Although no statistical effect was found, it is possible that the pathophysiology of neuropathic pain influenced outcomes as well, since CRPS patients in our cohort were younger and had a longer duration of pain prior to surgery. Given our study population, we cannot study these subgroups further. Future studies would benefit from categorization based on age and pathophysiology of pain.

Recently, Taylor et al. conducted a comprehensive literature review on the predictors of pain relief following SCS. The average pain relief across studies was 58 % and no patient- or technology-related factors were found to be predictive of outcome on multivariate meta-regression analysis [17]. However, success of SCS depends on normal neural conductivity in the dorsal column-lemniscal system, as was shown by Sindou et al. [16]. These authors suggested that preoperative somatosensory evoked potentials (SSEPs) provide an objective prediction of patient outcome after SCS and therefore patients with abnormal SSEPs should not undergo SCS. Although we used primarily surgical leads, we do not think our findings are related to the technology. Both cylindrical percutaneous leads and surgical paddle leads were shown to be effective treatment options [14, 15]. Surgical leads were found to be associated with slightly higher initial complication rate, however with significantly lower long-term complication rates [1]. We performed all trials in-house, and, as such, extensive trialing was performed on a daily basis and we were able to reach a conclusion regarding the efficacy of treatment and proceed to permanent implantation within a few days.
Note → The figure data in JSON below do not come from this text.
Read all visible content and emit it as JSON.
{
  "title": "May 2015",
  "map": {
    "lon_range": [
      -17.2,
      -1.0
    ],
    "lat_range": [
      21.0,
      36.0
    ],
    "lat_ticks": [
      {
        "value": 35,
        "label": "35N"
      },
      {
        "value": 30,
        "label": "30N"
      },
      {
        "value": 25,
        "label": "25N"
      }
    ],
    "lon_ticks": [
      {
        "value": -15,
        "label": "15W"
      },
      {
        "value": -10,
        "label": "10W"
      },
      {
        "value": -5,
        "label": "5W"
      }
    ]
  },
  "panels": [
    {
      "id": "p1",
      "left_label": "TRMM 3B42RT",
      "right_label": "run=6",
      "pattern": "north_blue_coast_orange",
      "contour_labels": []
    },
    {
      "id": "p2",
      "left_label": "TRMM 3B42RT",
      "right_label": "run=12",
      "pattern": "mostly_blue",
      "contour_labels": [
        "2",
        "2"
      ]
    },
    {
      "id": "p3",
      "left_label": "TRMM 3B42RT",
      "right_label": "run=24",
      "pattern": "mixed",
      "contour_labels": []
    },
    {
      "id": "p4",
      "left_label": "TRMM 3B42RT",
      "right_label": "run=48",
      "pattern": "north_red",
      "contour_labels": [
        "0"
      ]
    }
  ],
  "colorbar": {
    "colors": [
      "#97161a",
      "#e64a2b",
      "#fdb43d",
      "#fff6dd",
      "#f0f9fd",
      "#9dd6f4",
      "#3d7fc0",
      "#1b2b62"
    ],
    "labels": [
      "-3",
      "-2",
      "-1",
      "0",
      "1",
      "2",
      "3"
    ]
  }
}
The significant findings of this study could be of value for future patient selection in clinical settings. We propose that balancing expectations of pain relief and educating older patients about the nuances of technology-intensive SCS therapy may optimize outcomes.

A major limitation of this study is a small sample size and the inherently limitation of a retrospective data analysis. Future prospective studies should investigate the relation of age, among other potential predictive factors, with tendency to failure after SCS.

Conclusions

Age of patients undergoing SCS may influence the success of the procedure with older patients having a greater tendency to failure.